How this skill works

Run QUAST on one or more assemblies to report contiguity metrics (N50, L50, total length, misassemblies, genome fraction) and produce HTML/TSV reports. Run BUSCO against an appropriate lineage dataset to quantify gene-space completeness (complete, single, duplicated, fragmented, missing).

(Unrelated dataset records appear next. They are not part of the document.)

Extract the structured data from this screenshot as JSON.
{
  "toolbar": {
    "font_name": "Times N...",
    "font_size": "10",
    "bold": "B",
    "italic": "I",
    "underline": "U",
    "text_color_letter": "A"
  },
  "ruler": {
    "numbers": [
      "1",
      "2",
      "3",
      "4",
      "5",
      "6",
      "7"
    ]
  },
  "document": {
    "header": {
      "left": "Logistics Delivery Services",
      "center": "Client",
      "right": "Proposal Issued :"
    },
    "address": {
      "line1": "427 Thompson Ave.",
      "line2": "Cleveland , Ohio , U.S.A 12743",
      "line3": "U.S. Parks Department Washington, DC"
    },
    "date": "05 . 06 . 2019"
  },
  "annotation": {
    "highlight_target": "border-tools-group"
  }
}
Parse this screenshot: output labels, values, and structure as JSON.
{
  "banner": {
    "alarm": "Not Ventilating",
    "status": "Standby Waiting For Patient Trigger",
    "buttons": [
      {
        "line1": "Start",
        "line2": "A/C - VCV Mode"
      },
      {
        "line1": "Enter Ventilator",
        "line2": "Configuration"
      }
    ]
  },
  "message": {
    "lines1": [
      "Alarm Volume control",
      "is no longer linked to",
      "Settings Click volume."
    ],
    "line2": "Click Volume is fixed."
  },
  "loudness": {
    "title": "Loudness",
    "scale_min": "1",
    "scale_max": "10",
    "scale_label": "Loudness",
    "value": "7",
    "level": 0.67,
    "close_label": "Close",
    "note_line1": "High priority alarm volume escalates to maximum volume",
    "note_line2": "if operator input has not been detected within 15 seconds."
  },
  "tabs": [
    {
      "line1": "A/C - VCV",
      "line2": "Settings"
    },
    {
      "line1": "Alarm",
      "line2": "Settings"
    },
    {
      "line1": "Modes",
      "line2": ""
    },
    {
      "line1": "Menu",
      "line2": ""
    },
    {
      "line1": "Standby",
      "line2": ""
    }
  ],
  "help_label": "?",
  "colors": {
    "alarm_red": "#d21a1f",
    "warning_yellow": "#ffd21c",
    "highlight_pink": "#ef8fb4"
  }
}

The skill includes shell workflows to run both tools, plus Python snippets to parse QUAST report.tsv and BUSCO short_summary.txt for programmatic integration.

When to use it

  • After producing a draft assembly to evaluate contiguity and structural correctness
  • When comparing results from multiple assemblers or assembly parameters
  • Before polishing or scaffolding to decide if further improvement is needed
  • When validating assemblies against a reference or when assessing gene completeness
  • For routine QC in automated assembly pipelines

Best practices

  • Verify installed QUAST/BUSCO versions and adjust command flags to match your tool versions
  • Choose the correct BUSCO lineage or use --auto-lineage to avoid misleading completeness estimates
  • Run QUAST with a reference when available to measure misassemblies and genome fraction
  • Set a sensible min contig length (QUAST -m) and use --large for genomes >100 Mb
  • Combine contiguity (QUAST) and completeness (BUSCO) metrics to make balanced decisions

Example use cases

  • Quick QC: run QUAST and BUSCO on a new SPAdes assembly to check N50 and BUSCO >90%
  • Assembler comparison: run QUAST with multiple assemblies and run BUSCO per assembly to pick the best
  • Pipeline integration: parse quast report.tsv and BUSCO short_summary.txt in Python to populate a QC dashboard
  • Metagenome assessment: run MetaQUAST for multi-reference evaluation of metagenomic assemblies
  • Troubleshooting: low N50 or BUSCO completeness triggers read-quality checks, coverage assessment, or trying different assemblers

FAQ

What thresholds indicate a good assembly?

High N50 (relative to expected genome size), low L50, few contigs, near-zero misassemblies with a reference, and BUSCO complete >95% (duplication <5% unless polyploid).

Which BUSCO lineage should I choose?

Use the most specific lineage available for your organism (e.g., bacteria_odb10, vertebrata_odb10); use --auto-lineage if unsure.